その「常識」は、2024年4月に変わっている。
日本政策金融公庫の創業融資制度が大きく改定された。
自己資金要件の撤廃、無担保・無保証の原則化、融資上限の最大6,000万円への拡大——知っているかどうかで、スタートラインが変わる。
この記事では、制度の変更点と、創業融資を最大限に活用するための動き方を解説する。
Contents
2024年4月に何が変わったのか
旧制度:「自己資金1割」が絶対条件だった
かつての新創業融資制度では、創業費用の10分の1以上の自己資金がなければ申し込みすらできなかった。
1,000万円の融資を受けたければ100万円の自己資金が必要、300万円のスモールスタートなら30万円——この「1割要件」が最初の壁だった。

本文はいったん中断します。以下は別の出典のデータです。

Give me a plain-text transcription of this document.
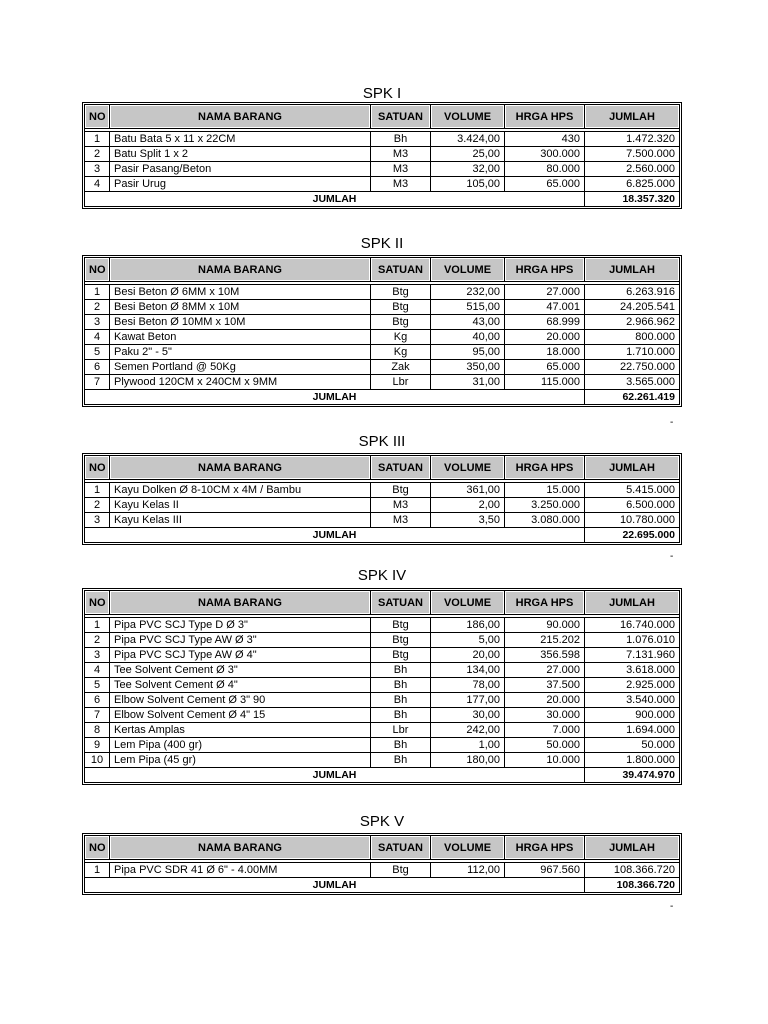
SPK I
NO	NAMA BARANG	SATUAN	VOLUME	HRGA HPS	JUMLAH

1	Batu Bata 5 x 11 x 22CM	Bh	3.424,00	430	1.472.320
2	Batu Split 1 x 2	M3	25,00	300.000	7.500.000
3	Pasir Pasang/Beton	M3	32,00	80.000	2.560.000
4	Pasir Urug	M3	105,00	65.000	6.825.000
JUMLAH					18.357.320
SPK II
NO	NAMA BARANG	SATUAN	VOLUME	HRGA HPS	JUMLAH

1	Besi Beton Ø 6MM x 10M	Btg	232,00	27.000	6.263.916
2	Besi Beton Ø 8MM x 10M	Btg	515,00	47.001	24.205.541
3	Besi Beton Ø 10MM x 10M	Btg	43,00	68.999	2.966.962
4	Kawat Beton	Kg	40,00	20.000	800.000
5	Paku 2" - 5"	Kg	95,00	18.000	1.710.000
6	Semen Portland @ 50Kg	Zak	350,00	65.000	22.750.000
7	Plywood 120CM x 240CM x 9MM	Lbr	31,00	115.000	3.565.000
JUMLAH					62.261.419
-
SPK III
NO	NAMA BARANG	SATUAN	VOLUME	HRGA HPS	JUMLAH

1	Kayu Dolken Ø 8-10CM x 4M / Bambu	Btg	361,00	15.000	5.415.000
2	Kayu Kelas II	M3	2,00	3.250.000	6.500.000
3	Kayu Kelas III	M3	3,50	3.080.000	10.780.000
JUMLAH					22.695.000
-
SPK IV
NO	NAMA BARANG	SATUAN	VOLUME	HRGA HPS	JUMLAH

1	Pipa PVC SCJ Type D Ø 3"	Btg	186,00	90.000	16.740.000
2	Pipa PVC SCJ Type AW Ø 3"	Btg	5,00	215.202	1.076.010
3	Pipa PVC SCJ Type AW Ø 4"	Btg	20,00	356.598	7.131.960
4	Tee Solvent Cement Ø 3"	Bh	134,00	27.000	3.618.000
5	Tee Solvent Cement Ø 4"	Bh	78,00	37.500	2.925.000
6	Elbow Solvent Cement Ø 3" 90	Bh	177,00	20.000	3.540.000
7	Elbow Solvent Cement Ø 4" 15	Bh	30,00	30.000	900.000
8	Kertas Amplas	Lbr	242,00	7.000	1.694.000
9	Lem Pipa (400 gr)	Bh	1,00	50.000	50.000
10	Lem Pipa (45 gr)	Bh	180,00	10.000	1.800.000
JUMLAH					39.474.970
SPK V
NO	NAMA BARANG	SATUAN	VOLUME	HRGA HPS	JUMLAH

1	Pipa PVC SDR 41 Ø 6" - 4.00MM	Btg	112,00	967.560	108.366.720
JUMLAH					108.366.720
-
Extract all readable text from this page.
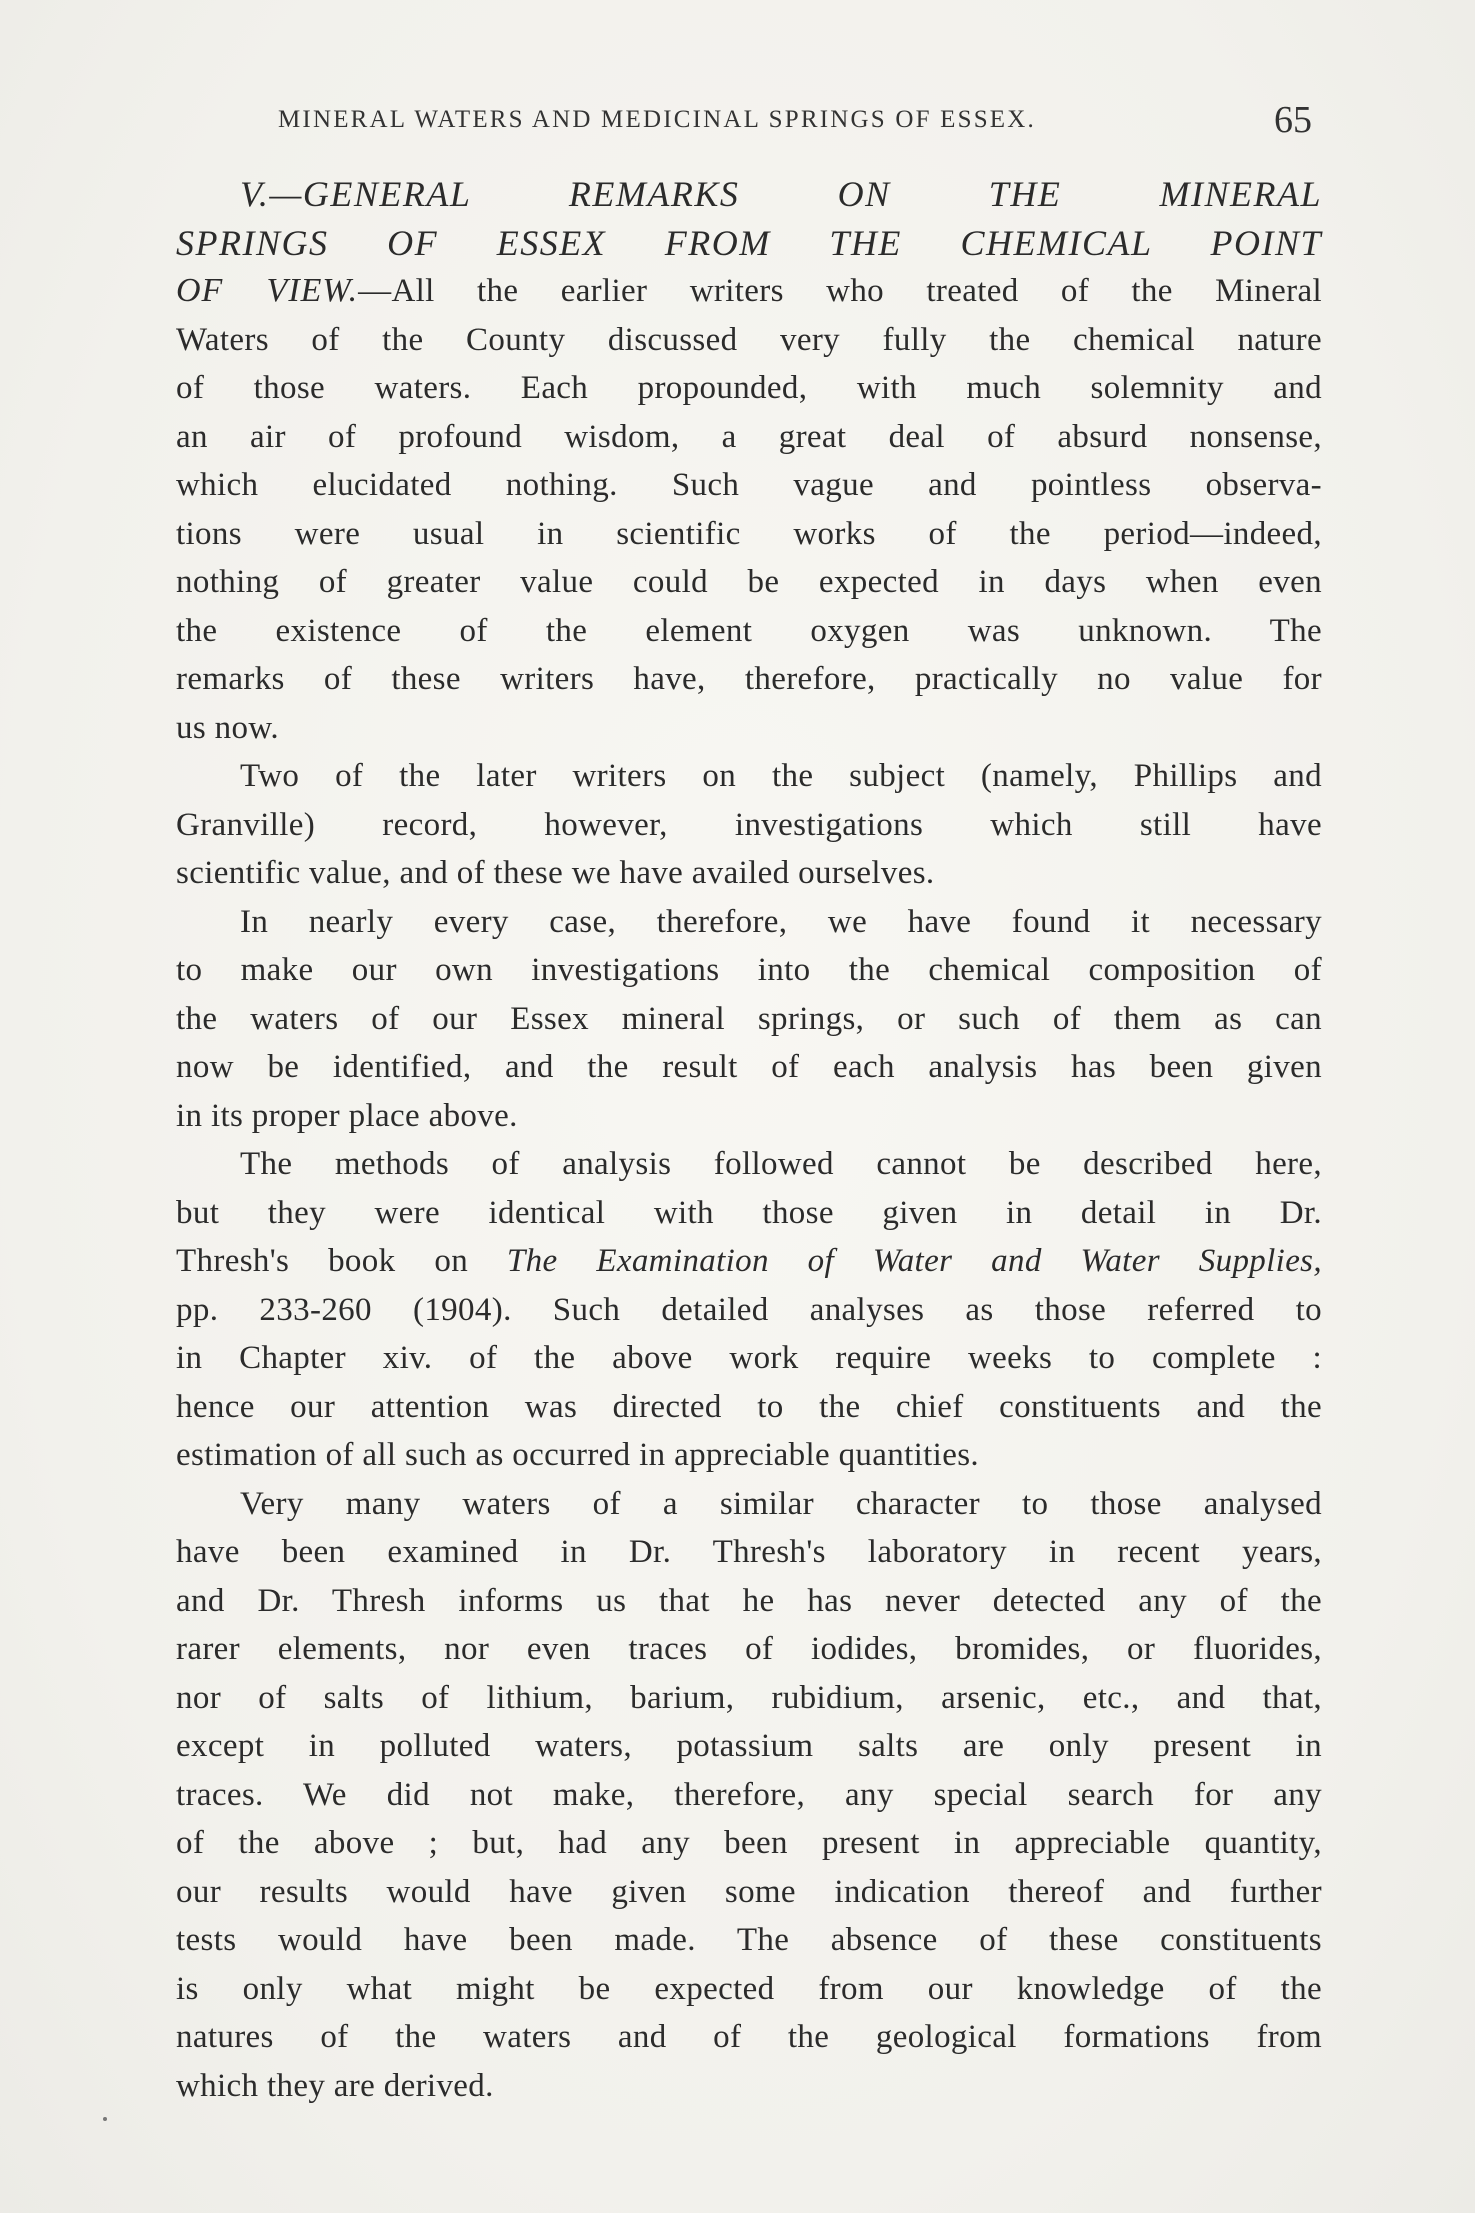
MINERAL WATERS AND MEDICINAL SPRINGS OF ESSEX.	65
V.—GENERAL REMARKS ON THE MINERAL
SPRINGS OF ESSEX FROM THE CHEMICAL POINT
OF VIEW.—All the earlier writers who treated of the Mineral
Waters of the County discussed very fully the chemical nature
of those waters. Each propounded, with much solemnity and
an air of profound wisdom, a great deal of absurd nonsense,
which elucidated nothing. Such vague and pointless observa-
tions were usual in scientific works of the period—indeed,
nothing of greater value could be expected in days when even
the existence of the element oxygen was unknown. The
remarks of these writers have, therefore, practically no value for
us now.
Two of the later writers on the subject (namely, Phillips and
Granville) record, however, investigations which still have
scientific value, and of these we have availed ourselves.
In nearly every case, therefore, we have found it necessary
to make our own investigations into the chemical composition of
the waters of our Essex mineral springs, or such of them as can
now be identified, and the result of each analysis has been given
in its proper place above.
The methods of analysis followed cannot be described here,
but they were identical with those given in detail in Dr.
Thresh's book on The Examination of Water and Water Supplies,
pp. 233-260 (1904). Such detailed analyses as those referred to
in Chapter xiv. of the above work require weeks to complete :
hence our attention was directed to the chief constituents and the
estimation of all such as occurred in appreciable quantities.
Very many waters of a similar character to those analysed
have been examined in Dr. Thresh's laboratory in recent years,
and Dr. Thresh informs us that he has never detected any of the
rarer elements, nor even traces of iodides, bromides, or fluorides,
nor of salts of lithium, barium, rubidium, arsenic, etc., and that,
except in polluted waters, potassium salts are only present in
traces. We did not make, therefore, any special search for any
of the above ; but, had any been present in appreciable quantity,
our results would have given some indication thereof and further
tests would have been made. The absence of these constituents
is only what might be expected from our knowledge of the
natures of the waters and of the geological formations from
which they are derived.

「貯金してから申し込もう」と思っているうちに動けなくなった人は少なくない。
新制度:自己資金要件が撤廃された
2024年4月1日から、この自己資金の条件がなくなった。
自己資金ゼロでも申し込めるようになった。
ただし、自己資金がある人のほうが審査で有利なのは変わらない。
「条件がなくなった=なくていい」ではなく「なくても門前払いにはならない」ということだ。
この違いをしっかり頭に入れておいてほしい。
現行制度「新規開業・スタートアップ支援資金」の3つのポイント
2024年に廃止された「新創業融資制度」に代わり、現在の中心制度は「新規開業・スタートアップ支援資金」だ。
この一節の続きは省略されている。